Today’s column is about a rather delicate subject. As Delphos mourns the loss of a young mother at the hands of her husband, I feel compelled to address the issue of domestic violence.

I urge anyone who is being mistreated — verbally or physically — to get out of the situation. If there are children involved, do so doubly fast.

You often hear the abused party give a myriad of reasons why they can’t or won’t leave. They don’t have any money, nowhere to go or they were more afraid to leave than to stay. Fear is a great motivator. That’s why the abuser has the upper hand. The other person is afraid — sometimes of everything.

You will never hear me say being afraid of something is stupid. Fear isn’t always bad; it’s how we react to that fear that determines how the story unfolds. Fear gives some the courage to do things they never would have otherwise. Fear can also incapacitate someone and prevent them from avoiding what they fear the most.

In the time it takes you to read this column, more than two dozen people in the United States will have been a victim of rape, physical violence or stalking by an intimate partner, according to the National Domestic Violence Hotline. That’s more than 12 million women and men over the course of a year. That’s more people than live in the state of Ohio!

Police officers will say domestic violence calls can be the most dangerous events to respond to. Often, the victim will refuse to press charges and if the abuser becomes unruly or uncooperative and has to be subdued by officers, the victim will try to protect the very person who is hurting them. I don’t understand the logic or mentality in that but I guess I don’t have to. It is what it is.

When someone stays in an abusive relationship and it doesn’t involve children, I’m not quite as concerned as when it does. Witnessing that behavior teaches children it’s OK. If it’s a man abusing a woman it shows girls that’s how they should expect to be treated and it shows boys it’s OK to treat them like that and if the situation is reversed, vice versa.

I know that when my husband and I have enthusiastic conversations, Little Ringo’s ears and tail go down and he kind of shrinks a little. He doesn’t like it. Blow that up about 100 times for children. They are little sponges collecting everything that goes on around them and processing it for future use. They should feel loved, safe and secure in their own home.

Children in abusive households are more likely to abuse and be abused. You are the adult. You need to break the cycle.

If you are a victim of domestic violence, please get out of the situation.
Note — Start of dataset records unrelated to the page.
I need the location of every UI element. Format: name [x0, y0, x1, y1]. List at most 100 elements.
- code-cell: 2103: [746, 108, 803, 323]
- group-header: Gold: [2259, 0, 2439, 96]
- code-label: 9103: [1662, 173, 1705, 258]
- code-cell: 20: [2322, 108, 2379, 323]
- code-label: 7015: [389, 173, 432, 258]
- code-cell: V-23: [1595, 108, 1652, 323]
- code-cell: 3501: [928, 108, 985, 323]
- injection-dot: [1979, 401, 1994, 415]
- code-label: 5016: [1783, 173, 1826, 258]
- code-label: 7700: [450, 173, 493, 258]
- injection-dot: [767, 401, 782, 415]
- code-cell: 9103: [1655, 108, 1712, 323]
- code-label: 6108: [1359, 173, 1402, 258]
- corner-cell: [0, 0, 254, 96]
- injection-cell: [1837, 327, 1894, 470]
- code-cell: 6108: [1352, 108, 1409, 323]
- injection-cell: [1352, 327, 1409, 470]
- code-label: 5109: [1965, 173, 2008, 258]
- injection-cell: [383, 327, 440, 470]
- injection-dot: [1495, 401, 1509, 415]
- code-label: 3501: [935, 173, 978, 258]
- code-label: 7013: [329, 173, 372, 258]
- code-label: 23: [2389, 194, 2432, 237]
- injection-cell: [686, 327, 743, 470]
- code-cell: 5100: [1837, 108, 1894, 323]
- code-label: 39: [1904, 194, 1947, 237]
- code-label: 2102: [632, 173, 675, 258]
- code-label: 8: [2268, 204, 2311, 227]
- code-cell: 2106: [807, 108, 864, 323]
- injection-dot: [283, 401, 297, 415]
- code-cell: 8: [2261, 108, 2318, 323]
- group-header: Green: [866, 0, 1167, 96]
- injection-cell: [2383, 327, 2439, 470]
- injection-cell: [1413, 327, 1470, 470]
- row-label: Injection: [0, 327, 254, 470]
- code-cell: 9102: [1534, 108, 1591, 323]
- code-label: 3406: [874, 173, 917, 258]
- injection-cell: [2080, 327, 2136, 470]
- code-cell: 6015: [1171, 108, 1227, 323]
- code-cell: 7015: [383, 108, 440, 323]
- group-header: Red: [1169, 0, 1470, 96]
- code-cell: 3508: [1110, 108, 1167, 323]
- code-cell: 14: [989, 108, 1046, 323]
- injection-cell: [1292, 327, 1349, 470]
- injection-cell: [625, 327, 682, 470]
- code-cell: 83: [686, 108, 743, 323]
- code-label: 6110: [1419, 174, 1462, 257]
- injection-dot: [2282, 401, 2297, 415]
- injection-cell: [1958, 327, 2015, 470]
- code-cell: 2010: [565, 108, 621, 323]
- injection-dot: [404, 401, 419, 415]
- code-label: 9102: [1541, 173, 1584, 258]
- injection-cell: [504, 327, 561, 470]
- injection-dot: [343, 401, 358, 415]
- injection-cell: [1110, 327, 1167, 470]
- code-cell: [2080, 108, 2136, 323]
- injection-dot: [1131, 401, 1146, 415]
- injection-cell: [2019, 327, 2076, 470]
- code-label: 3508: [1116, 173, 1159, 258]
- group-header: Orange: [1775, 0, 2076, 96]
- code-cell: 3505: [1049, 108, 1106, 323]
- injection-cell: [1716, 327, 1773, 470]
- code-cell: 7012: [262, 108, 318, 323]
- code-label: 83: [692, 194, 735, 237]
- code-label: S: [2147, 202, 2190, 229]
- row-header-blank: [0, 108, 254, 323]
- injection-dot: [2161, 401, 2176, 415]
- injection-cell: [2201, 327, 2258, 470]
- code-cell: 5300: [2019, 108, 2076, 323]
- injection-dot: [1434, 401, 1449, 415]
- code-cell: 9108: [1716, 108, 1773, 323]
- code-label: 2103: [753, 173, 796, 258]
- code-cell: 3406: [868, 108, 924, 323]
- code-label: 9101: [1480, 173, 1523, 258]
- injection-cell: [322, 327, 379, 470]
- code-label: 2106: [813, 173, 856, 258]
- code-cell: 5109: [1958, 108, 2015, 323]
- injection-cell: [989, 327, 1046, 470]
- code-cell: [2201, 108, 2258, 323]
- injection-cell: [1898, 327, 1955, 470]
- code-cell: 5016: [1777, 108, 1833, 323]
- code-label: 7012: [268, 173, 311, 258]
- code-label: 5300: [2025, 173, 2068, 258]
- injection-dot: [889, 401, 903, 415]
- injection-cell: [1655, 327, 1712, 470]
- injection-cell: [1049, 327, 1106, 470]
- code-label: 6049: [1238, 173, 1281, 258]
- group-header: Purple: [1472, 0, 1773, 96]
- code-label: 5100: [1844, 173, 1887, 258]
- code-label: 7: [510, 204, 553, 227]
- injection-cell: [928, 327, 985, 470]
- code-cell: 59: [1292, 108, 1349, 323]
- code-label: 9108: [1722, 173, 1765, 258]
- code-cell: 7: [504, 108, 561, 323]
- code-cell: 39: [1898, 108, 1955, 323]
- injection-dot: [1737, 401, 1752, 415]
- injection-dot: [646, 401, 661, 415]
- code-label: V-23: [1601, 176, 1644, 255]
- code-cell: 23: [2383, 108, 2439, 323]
Ask for help from family or friends. You have options that don’t involve being hurt.

If you have children, do it not only for yourself, but for them. It will be hard and they may not understand and misguidedly blame you for the absent parent or caregiver and the situation they find themselves in. Be strong. You are doing the right thing.

If you are an abuser, please get help. You can stop it. You can find the reason you act or react the way you do and fix it. You can break the cycle.